Blair, Merkel Emphasize EU Cooperation
November 24, 2005Ahead of her Thursday afternoon meeting with the British prime minister Merkel, referred to the talks with Blair as "an important building block" in the run-up to the EU council meeting scheduled for December.
EU members are growing impatient for Britain, which holds the EU's rotating presidency until the end of next month, to put fresh proposals on the table for getting an agreement next month on the 2007-2013 budget.
Both Blair and Merkel danced around reporters' questions on Britain's commitment to keeping its jealously-guarded rebate, which exempts it from having to pay into the EU budget. The rebate was negotiated in 1985 at a time when Britain was going through financial difficulties. London's commitment to holding on to the rebate has been one of the thorns in the side of EU negotiators leading up to the summit in Barcelona on Dec. 15 and 16.
"I want a success and if you want success you have to consider the sensitivities and the positions of every country.
If you forget the interests of a country you won't get far,"
Merkel told a news conference in Blair's Downing Street home.

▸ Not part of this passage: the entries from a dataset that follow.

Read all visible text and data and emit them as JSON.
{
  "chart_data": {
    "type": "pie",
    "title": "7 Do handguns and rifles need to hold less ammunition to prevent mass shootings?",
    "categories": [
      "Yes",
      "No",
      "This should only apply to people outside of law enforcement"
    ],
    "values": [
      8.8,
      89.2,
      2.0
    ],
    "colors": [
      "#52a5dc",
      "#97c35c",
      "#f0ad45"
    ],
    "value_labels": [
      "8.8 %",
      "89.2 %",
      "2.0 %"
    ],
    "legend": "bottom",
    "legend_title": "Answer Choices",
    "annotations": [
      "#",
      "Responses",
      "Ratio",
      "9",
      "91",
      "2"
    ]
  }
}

Budget rebate not "only issue"
Unlike European countries like France, Merkel is not critical of the rebate and stresses that it is just one issue which needs to be looked at in order to clinch a budget deal. "We need to address the concerns of everybody, net contributors and net beneficiaries. It doesn't just hinge on one issue," she said.
Britain, which has promised to find an agreement next month, has said it will put its new proposals on the table before a Dec. 7 "conclave" of EU foreign ministers. Germany's new foreign minister, Frank-Walter Steinmeier, has already rejected any proposal that would increase Germany's EU spending.
Berlin at spending limit
He said that Berlin, the EU's paymaster, is in the midst of its own austerity program and therefore has no further room to maneuver on the budget. Germany and other big contributors have long been arguing that the budget should be capped at one percent of gross national product. Voicing hope that the stalemate would soon be broken, Steinmeier said the talks could get a boost if London put proposals on the table that are close to a package proposed in June by Luxembourg, during its presidency.
An EU summit in June collapsed into a bitter exchange of accusations after Britain, Finland, the Netherlands, Spain and Sweden rejected the Luxembourg proposal. Steinmeier says that Germany and France will evaluate the British proposals together as soon as they are on the table.
Raising the pressure on Britain, European Commission head Jose Manuel Barroso has also urged London to rapidly make its proposals for ending the budget standoff. "I see a real risk if we don't get this agreement during the British presidency," he told reporters.